- J'ignorais Claude que Respighi avait composé des musiques de film !!
Et puis Le film de King Vidor est de 1959 et le compositeur est mort en
1937…
- Exact Sonia, quelle culture, Luc sera contant… Les photos ne sont là
que pour illustrer ce papier ; ballet kitsch, film kitsch…
- Il avait des cheveux en 1959 le Yul Brynner ou il porte une moumoute ?
pffuuu… hihi… La tenue de Gina est grotesque…
- Aller savoir mon petit… Après l'extatique direction de Knappertsbusch,
on s'amuse un peu avec cette musique au style hollywoodien…
- Tu aimes bien Respighi bien connu pour le triptyque romain : les pins,
les fontaines, les fêtes… Là, une curiosité… rigolo…

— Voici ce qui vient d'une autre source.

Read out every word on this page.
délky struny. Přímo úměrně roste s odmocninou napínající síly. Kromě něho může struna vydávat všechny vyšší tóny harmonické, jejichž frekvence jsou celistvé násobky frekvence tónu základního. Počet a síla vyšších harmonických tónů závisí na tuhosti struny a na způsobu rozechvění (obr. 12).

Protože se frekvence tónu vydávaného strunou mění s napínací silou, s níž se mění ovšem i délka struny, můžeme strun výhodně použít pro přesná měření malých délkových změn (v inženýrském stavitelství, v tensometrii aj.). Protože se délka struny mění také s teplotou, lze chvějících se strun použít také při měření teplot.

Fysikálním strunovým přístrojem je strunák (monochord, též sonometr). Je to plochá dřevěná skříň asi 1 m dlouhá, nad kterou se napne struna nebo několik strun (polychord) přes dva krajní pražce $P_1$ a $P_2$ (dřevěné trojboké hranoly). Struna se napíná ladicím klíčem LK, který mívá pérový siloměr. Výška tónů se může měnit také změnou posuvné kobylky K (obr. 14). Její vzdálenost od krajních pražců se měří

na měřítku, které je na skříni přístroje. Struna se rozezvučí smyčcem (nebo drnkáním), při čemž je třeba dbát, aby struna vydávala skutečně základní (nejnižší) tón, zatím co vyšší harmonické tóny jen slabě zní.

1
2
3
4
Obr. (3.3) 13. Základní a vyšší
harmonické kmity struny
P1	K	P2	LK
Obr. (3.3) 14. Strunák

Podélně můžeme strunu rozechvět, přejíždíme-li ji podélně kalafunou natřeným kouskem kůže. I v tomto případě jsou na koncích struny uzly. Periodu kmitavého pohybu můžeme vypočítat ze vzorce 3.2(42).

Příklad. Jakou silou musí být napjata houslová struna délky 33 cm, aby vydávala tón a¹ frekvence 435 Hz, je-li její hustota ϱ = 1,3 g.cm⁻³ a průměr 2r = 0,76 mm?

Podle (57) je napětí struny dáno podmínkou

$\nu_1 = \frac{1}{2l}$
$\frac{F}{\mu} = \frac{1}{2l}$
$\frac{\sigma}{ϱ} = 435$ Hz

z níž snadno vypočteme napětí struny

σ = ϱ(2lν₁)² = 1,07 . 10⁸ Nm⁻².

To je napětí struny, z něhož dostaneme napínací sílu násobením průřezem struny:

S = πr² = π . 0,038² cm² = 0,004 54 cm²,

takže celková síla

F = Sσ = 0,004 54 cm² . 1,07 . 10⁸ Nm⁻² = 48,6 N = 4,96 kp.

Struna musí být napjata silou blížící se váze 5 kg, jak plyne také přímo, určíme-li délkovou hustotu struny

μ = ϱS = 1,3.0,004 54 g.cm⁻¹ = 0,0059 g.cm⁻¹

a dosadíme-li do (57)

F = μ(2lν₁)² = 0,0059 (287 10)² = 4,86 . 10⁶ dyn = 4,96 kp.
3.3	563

- Tu suis bien l'affaire Sonia, et puis ça permet de parler du chef
nippon Eiji Oué déjà mentionné dans une discographie du Chant de la
terre de Mahler…
Gina Lollobrigida vs Yull Brynner (King Vidor) Tss tss Luc et Rockin', on se calme ! |
Dans le grandiose péplum
Salomon et la reine de Saba
tourné en 1958, je me demande comment
Gina Lollobrigida peut supporter ce soutif improbable et ridicule
bricolé à partir de la couronne d'une miss Arizona quelconque. Enfin quand
on s'appelle Lollo-quelque-chose
et que l'on touche un cachet faramineux, on assume… (Je ne voulais pas
laisser cette vanne pourrie à Luc).
Je pensais ne jamais avoir vu ce film, mais si, mais si comme on dit au
PSG… Je vous laisse savourer la bande-annonce. Je l'ai vu dans ma prime
jeunesse. Du King Vidor quand même, pas du Max Pecas. Mon
"bon sang mais c'est bien sûr" qui ravive ma mémoire : la scène ou l'armée A attendant au garde à
vous tourne ses boucliers lustrés au Mirror vers le soleil, éblouissant
ainsi les cavaliers et conducteurs des chars modèle Ben Hur
(armée B) qui s'abîment alors dans un fossé (disons un canyon). Une scène
horrifique qui nous relègue l'épisode effrayant des agonisants dans un
défilé du
Salammbô
de Flaubert dans la catégorie divertissement pour enfant 😊. (Ceux qui ont lu ce chef-d'œuvre apprécieront.) Voir à la fin de la
bande-annonce.
Tout cela pour dire que la musique était de
Mario Nascimbene, compositeur de B.O italien qui travailla avec
Roberto Rossellini, mais aussi composa les musiques de
Les
Vikings
et
Barabbas
de Richard Fleischer et celle de
Alexandre le Grand
de Robert Rossen en 1956 (Richard Burton porte la
jupette qu'il troquera à Colin Farell dans la version de 2004 de
Oliver Stone). Je me disperse.
Yul Brinner en Salomon |
- Dis Claude… Tu brodes un billet foutraque sur les péplums, la chasse
gardée de Luc, ou t'écris un papier "musique classique" ?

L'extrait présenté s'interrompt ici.